Thursday, September 6, 2012

Battle of the Bathtub

So my little cherub adores the water-- as long as it's in a cup, a bowl, a sink, a street, a baby pool, a swimming pool or falling from the sky.  He does not prefer it in a bathtub.  In fact, lately, he has voiced his displeasure of bathing with a vengeance.  In some ways, I'm honestly impressed with his lung capacity and sheer vocal strength.  (This will also be good for lead roles on Broadway!--Free tix for Mom! Yay!) In other ways, it makes his long fits of crying as an infant make a little more sense.  And in other ways, it just makes zero sense at all.  I mean, he LOVES taking baths when he is at anyone else's house-- especially when visiting his Spencer grands-- this is just totally maddening.

And while we don't have a full fledged, two-parent tag-team effort to get our kid clean every single night, this is mostly because we don't force him to take a bath every single night.  (We do force him to take a sponge bath--especially when other people might notice his filth--fingernails, ears, between his toes-- you get the picture.  The nights where we utter the words, "bath in the bathtub" usually ends with crying (and it's not only Charlie-- however, a glass of wine perched on the side of the tub is helping mama).

Okay, so this has been going on for quite a few weeks.  Not super long, but long enough to be annoying and "more than a phase".   And in typical counselor style, I thought it was time for .... an intervention.  (Don't you love it when you bring work home?)

So tonight, I told C about this awesome new thing in our bathroom.  (I had a little time to create something as he continued playing in the living room-- he was clearly not coming into the bathroom when the tub was filling up.  He's smart enough to know that is a trap.) When I was finished with my little plan, I brought it out to him.

"Look at THIS!"  I said excitedly, showing him the clipboard.
(I know, I'm totally resorting to bribing/ external motivation/ token economy/ bla bla bla! 
I know I'm bad bad bad!)

As he wandered around the house, I followed him and explained that every time he takes a bath without screaming, he gets to put a sticker in one of the boxes.
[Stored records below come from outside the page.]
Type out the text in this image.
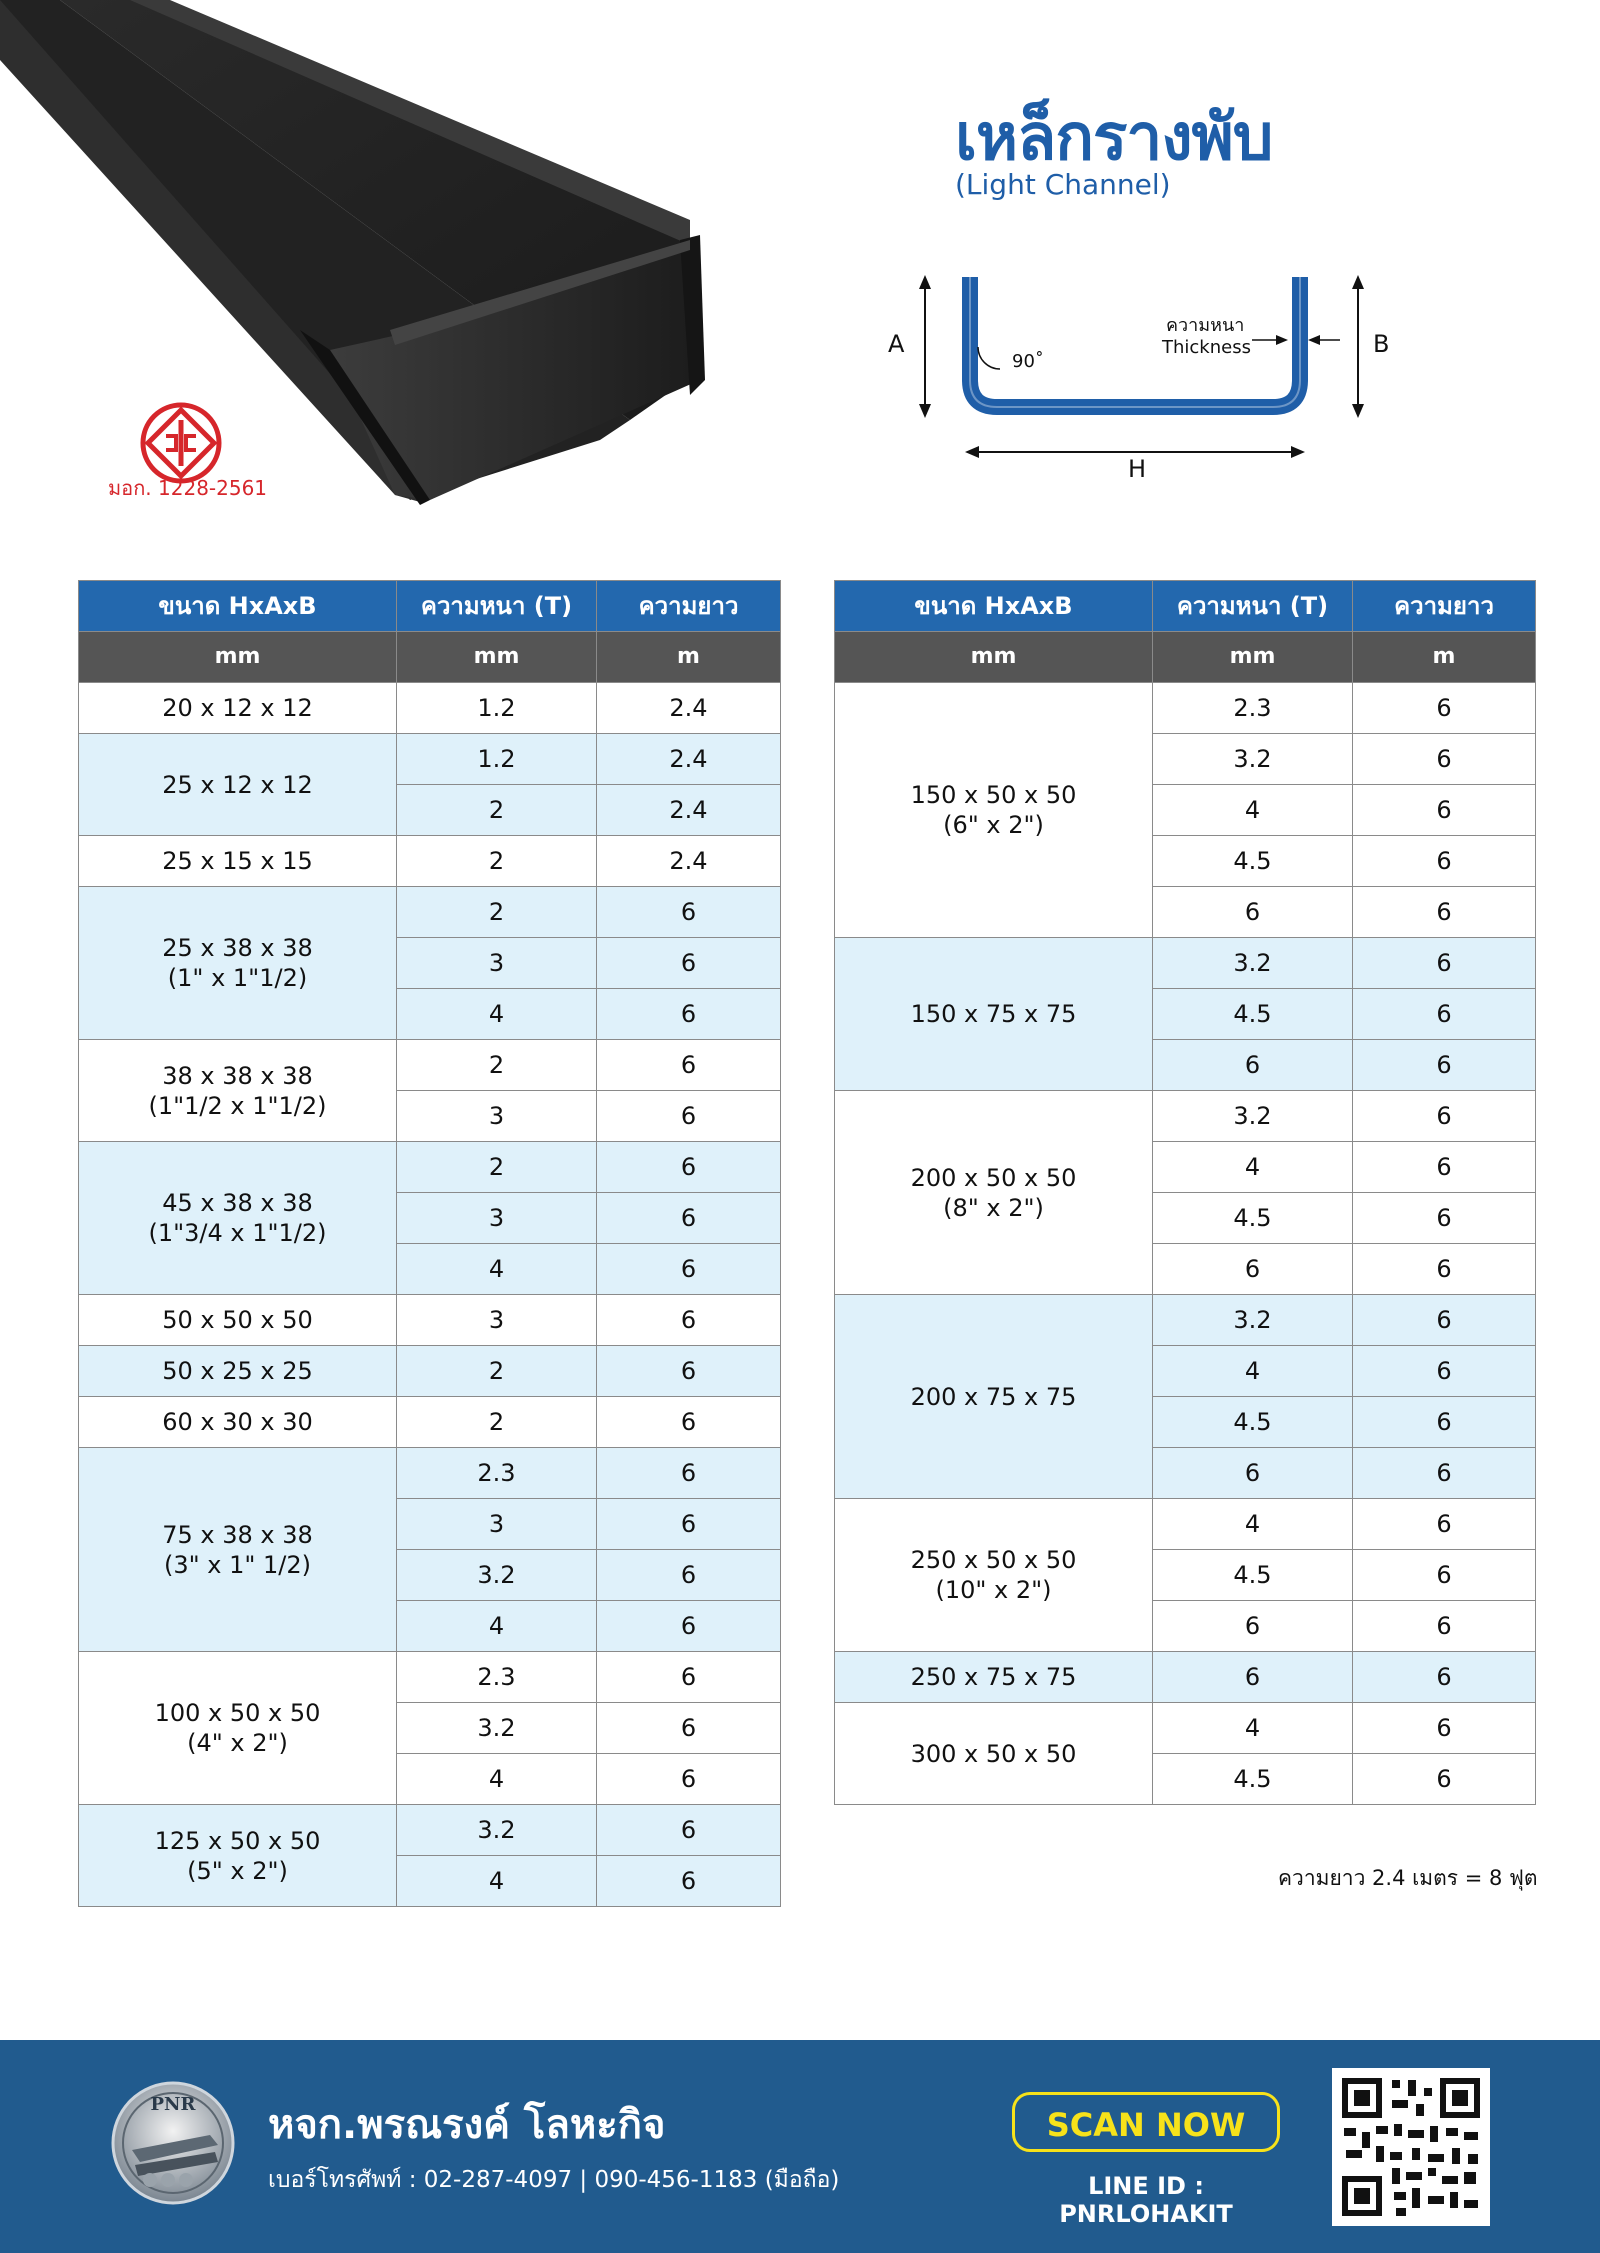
มอก. 1228-2561
เหล็กรางพับ
(Light Channel)
A	B
H
90˚
ความหนา
Thickness
ขนาด HxAxB	ความหนา (T)	ความยาว
mm	mm	m
20 x 12 x 12	1.2	2.4
25 x 12 x 12	1.2	2.4
	2	2.4
25 x 15 x 15	2	2.4
25 x 38 x 38
(1" x 1"1/2)	2	6
	3	6
	4	6
38 x 38 x 38
(1"1/2 x 1"1/2)	2	6
	3	6
45 x 38 x 38
(1"3/4 x 1"1/2)	2	6
	3	6
	4	6
50 x 50 x 50	3	6
50 x 25 x 25	2	6
60 x 30 x 30	2	6
75 x 38 x 38
(3" x 1" 1/2)	2.3	6
	3	6
	3.2	6
	4	6
100 x 50 x 50
(4" x 2")	2.3	6
	3.2	6
	4	6
125 x 50 x 50
(5" x 2")	3.2	6
	4	6
ขนาด HxAxB	ความหนา (T)	ความยาว
mm	mm	m
150 x 50 x 50
(6" x 2")	2.3	6
	3.2	6
	4	6
	4.5	6
	6	6
150 x 75 x 75	3.2	6
	4.5	6
	6	6
200 x 50 x 50
(8" x 2")	3.2	6
	4	6
	4.5	6
	6	6
200 x 75 x 75	3.2	6
	4	6
	4.5	6
	6	6
250 x 50 x 50
(10" x 2")	4	6
	4.5	6
	6	6
250 x 75 x 75	6	6
300 x 50 x 50	4	6
	4.5	6
ความยาว 2.4 เมตร = 8 ฟุต
PNR หจก.พรณรงค์ โลหะกิจ
เบอร์โทรศัพท์ : 02-287-4097 | 090-456-1183 (มือถือ)
SCAN NOW
LINE ID : PNRLOHAKIT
When all the boxes have stickers, he gets to pick a prize from a TREASURE CHEST!  He instantly stopped wandering around and looked at me.

"What I get?" he asked me with a huge grin creeping across his little face. 

"Oh, I can't tell you" I teased.  (Mostly because I got nothin' for ya kid! But I will..... I promise) "Maybe it's a little toy or something?"

"Or maybe a real turtle?" he asked.  (Um, no.  No reptiles yet.) 

"Well, probably not a real turtle.  But let's get in the bathtub so we can get that sticker!"

And after a good five minutes of dawdling, he was in the tub with no tears. (I should mention that I asked him if he would like to wash his own hair-- the source of most of his trauma-- and he eagerly agreed.  He especially loved it when I brought a mirror in so he could see his bubbly head.  Maybe I didn't need the stickers....) 

When it was finally time to get out of the tub, I started to pat him dry when he tore off the towel and grabbed the clipboard.  I praised him for earning a sticker and helped him peel it off.

"Wow, you were such a big boy with no crying.  And look, when you get two more stickers after two more baths, you will get your prize!" 

And then the little shyster looked up at me with his huge crystal clear blue eyes and said, 

"Can I take another bath now?"  

Oh my.  I'm in trouble.  


  1. Ha! Love it. I have long since been saying I am going to get some kind of sticker chart together -- but no, I have continued to battle about baths.

  2. Can I just say, THANK YOU! We have been suffering with the exact situation in our household. She is petrified of the bath tub and screams, wails, cries everytime we go there. I will try this idea on her although I don't know if she'll quite "get it" yet. Either way, it's very nice to know my child is not the only one.

  3. Well done Spahn! Excellent work, you are wise beyond your parenting years!